For a quick word search, this is an exceptional tool.  For a language scholar it is certainly worth it to invest in a dictionary in addition to a translator app.  For teachers, this will certainly empower your students to search for and create their own meaning with the target language, however you must be very clear that only single word searches are allowed or appropriate, as full sentences are still not translated well by a computer program.
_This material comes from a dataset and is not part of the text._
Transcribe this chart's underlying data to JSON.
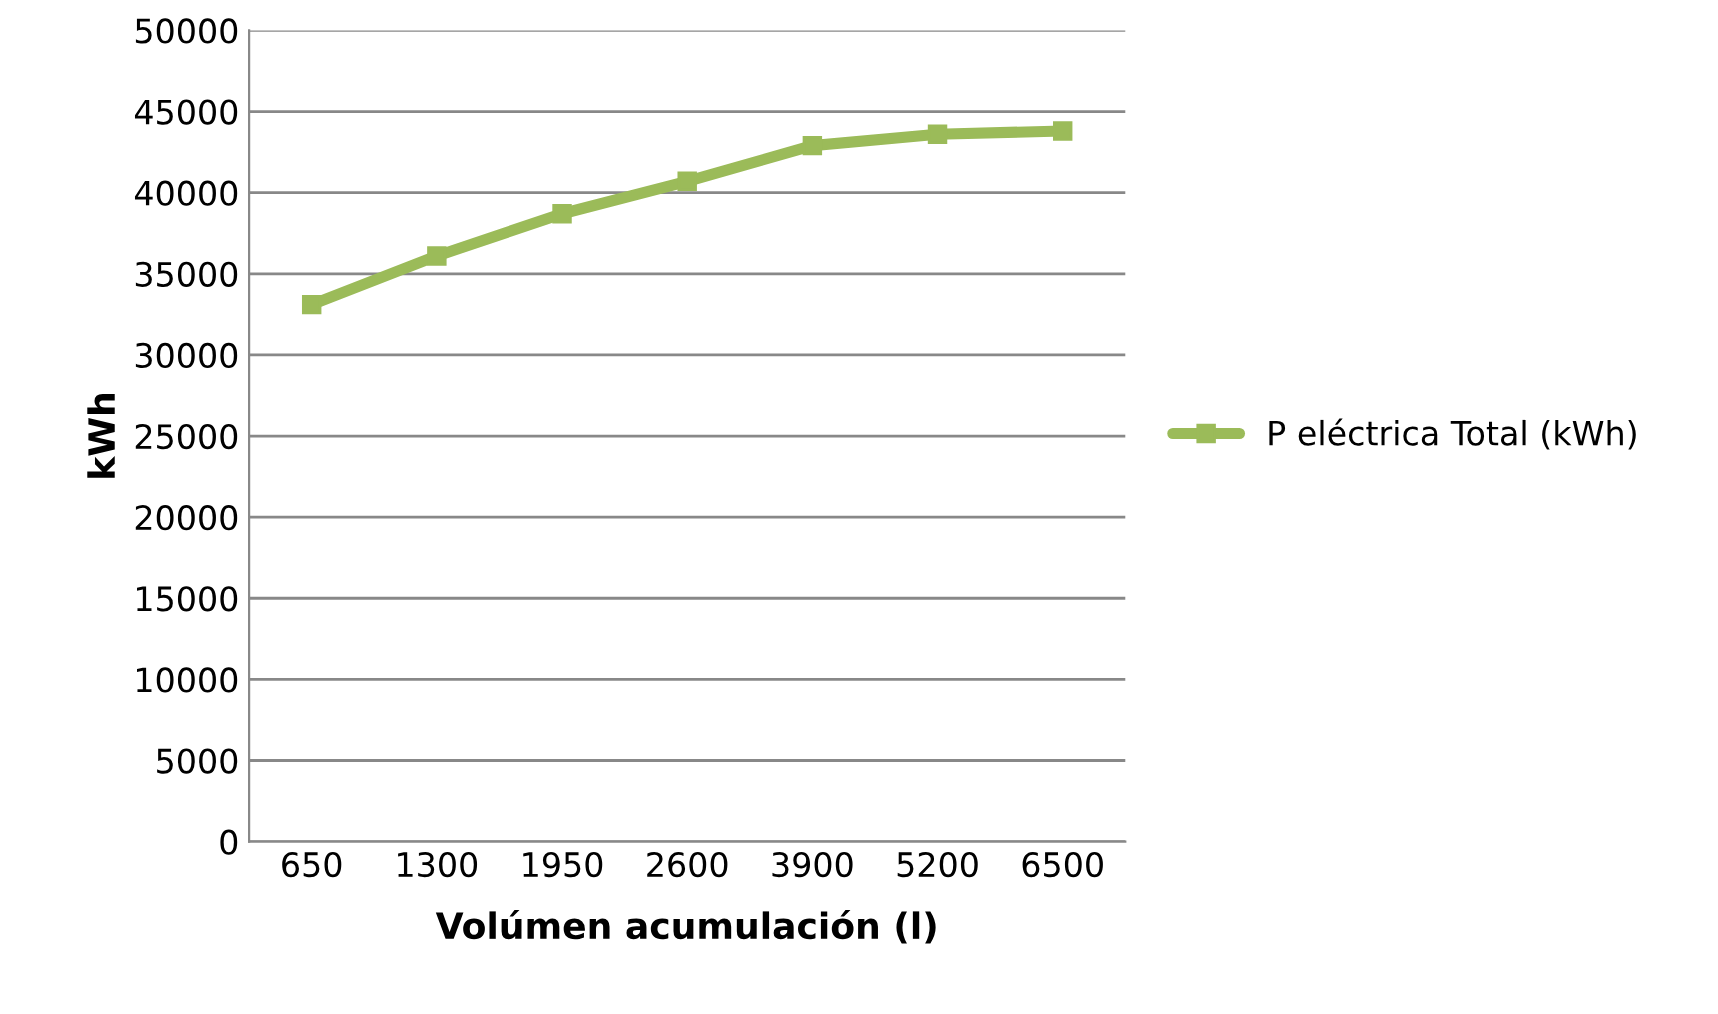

Wednesday, February 20, 2013

Ultralingua Dictionaries

Ultralingua Dictionaries


     This is the most expensive app I have ever purchased, and probably ever will buy.  I used to lug my enormous Oxford Spanish-English dictionary to class everyday for my students to use (did I mention big and heavy?).  When I got an iPhone a few years back I decided to look for apps that my students might use to translate their work (as opposed to learning the language if you catch my drift) and came across these dictionaries in that search.  Now all I have to do is bring my phone to class and I have access to tens of thousands of words, just like I did with that hefty book.
     The main difference and advantage I see with this dictionary as compared to one of the many translation apps that are available is that just like an actual dictionary, when you look up a word, it lists the words that surround it alphabetically in the word list.  This is great because an avid learner will look at those words and perhaps learn new words just by way of a dictionary search.  Like many of the translators you can switch the direction of your search, Target Language to English and vice versa.  They also offer several bilingual dictionaries that do not feature English, which is I think is pretty great.
     If you have this dictionary on your phone, you can read a book in the target language and have your phone nearby (in your hand even!) as you read and it really makes looking up a word a lot more efficient.  
     From the webpage these features are listed:

  • Conjugations of thousands of Spanish and English verbs in all standard forms.
  • Number translation into Spanish or English text.
  • History of recent look-ups so you can return to results quickly.

     So, is it worth the $19.99 that I paid for it?  Yes, yes, a thousand times yes! If I went out and bought a physical dictionary with as many words, plus all of the verb conjugations it would cost as much if not much more: Dictionaries available on Amazon.  Plus, it's a lot more portable!